21 de abril de 2010

Doadoras de amor são homenageadas no Hospital Sofia Feldman

Num quarto à meia luz, a música suave soa como palavras de coragem sussurradas nos ouvidos de quem está prestes a descobrir o que é ser mãe. A água quente e o perfume do escalda-pés têm o cheiro e o perfume do abraço acolhedor recebido num momento em que alegria e medo se confundem. As flores do campo enfeitando o cômodo são tão belas quanto a tarefa desempenhada por voluntárias da rede municipal de saúde que levam seu colo, ombro e coração a gestantes em trabalho de parto. Sábado foi a vez das doulas comunitárias de Belo Horizonte, mulheres que dão suporte emocional e físico para grávidas na hora do nascimento do bebê, receberem carinho e atenção doados diariamente por elas.

Numa sessão de escalda-pés, prática aplicada em parturientes, cerca de 50 doulas puderam lavar a alma e recarregar as energias. A homenagem ocorreu durante o 3º Encontro Municipal de Doulas Comunitárias do Sistema Único de Saúde de BH, no Hospital Sofia Feldman, no Bairro Tupi, na Região Norte da capital, primeira instituição a incluir as voluntárias na equipe de atenção à gestante. A data, às vésperas do Dia Internacional da Mulher, comemorado hoje, não foi aleatória. Com postura firme e generosa, além de humanizar o parto, essas doadoras de amor despertam a força da mulher.

“As doulas ajudam a resgatar o protagonismo, o papel ativo da mulher no parto. Elas abraçam, fazem massagem, levam as gestantes para o banho, facilitam o trabalho de parto a partir de métodos não farmacológicos”, explica a coordenadora do projeto Doula Comunitária da Secretaria Municipal de Saúde, Júlia Cristina Amaral Horta.

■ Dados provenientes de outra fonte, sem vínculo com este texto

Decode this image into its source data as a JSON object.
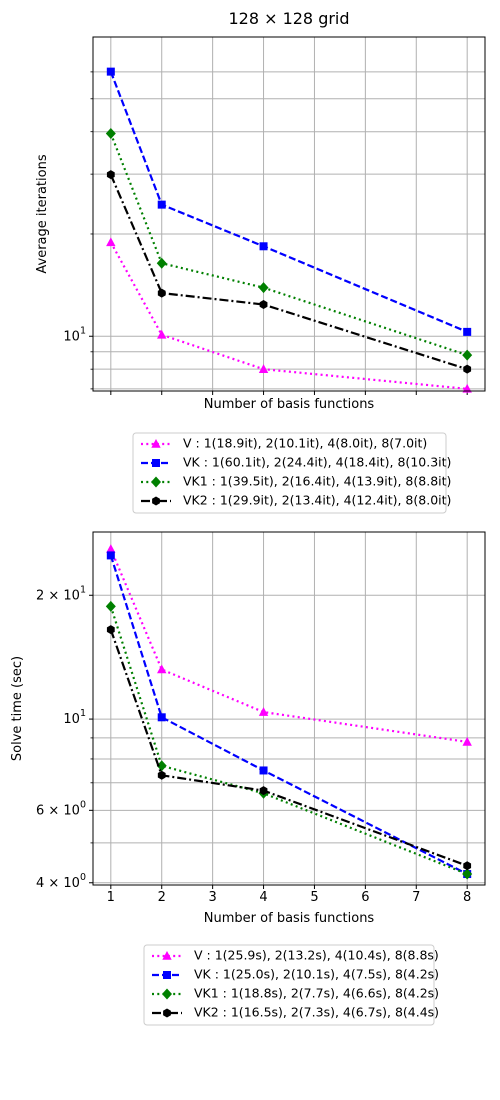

A doula foi introduzida na equipe médica em 1997, no Hospital Sofia Feldman, e em 2006 foi incorporado como política municipal de saúde.

De acordo com a coordenadora da Comissão Perinatal de BH, Sônia Lansky, a decisão de incluir essas mulheres no SUS-BH foi tomada a partir de evidências científicas. “Estudos mostram que a doula, com suas palavras de conforto, firmeza e autoestima, ajudam significativamente no parto. Elas contribuem para que o nascimento do bebê ocorra da forma mais natural possível”, afirma. Atualmente, são cerca de 80 voluntárias que atuam em seis maternidades da rede municipal de saúde. Luzia Moreira de Aguiar, de 73 anos, a vovó Lulu, é a matriarca da turma. Há 13 anos, ela cumpre seu papel às quartas-feiras no Sofia Feldman. “O trabalho aqui não é por causa de dinheiro, é para ajudar. A gente doa, mas recebe muito amor”, confessa.

Há dois anos, Maria de Fátima Ribas Ferreira, de 51, mãe de quatro meninas, é doula na Maternidade Odete Valadares, no Barro Preto, na Região Centro-Sul de BH. A experiência a fez se reencontrar de forma especial com o momento do parto. “Tive parto normal, mas naquela época nem o marido ficava com a gente na hora do nascimento do bebê. Como eles punham um pano na frente, não vi minhas filhas nascerem. A primeira vez que testemunhei um parto foi quando comecei a trabalhar como doula. Aprendi a ser mais companheira, a perceber mais o íntimo”, afirma Fátima, reconhecida pelas gestantes por causa “das mãos de seda”.

E, nesse trabalho em que a mulher cuida da mulher, Conceição Aparecida da Silva, de 69, do Hospital Odilon Behrens, no Bairro São Cristovão, na Região Noroeste, aprendeu a decifrar angústias femininas. “Fico ali pertinho das grávidas. Já percebi que, quanto mais gritam, mais problemas elas carregam. Não gritam por causa da dor do parto, mas por outras angústias. É uma satisfação a troca de amor entre as gestantes e a gente”, conta Conceição, sempre curiosa para saber o peso dos bebês. “O último tinha 3,945 quilos. Quase não saiu”, lembra. Doula da Santa Casa de Misericórdia, no Bairro Santa Efigênia, Região Leste da capital, Marta Modesto, de 52, resume: “Ser doula é doar amor, por isso ser doula é ser voluntária. Afinal, amor não tem preço.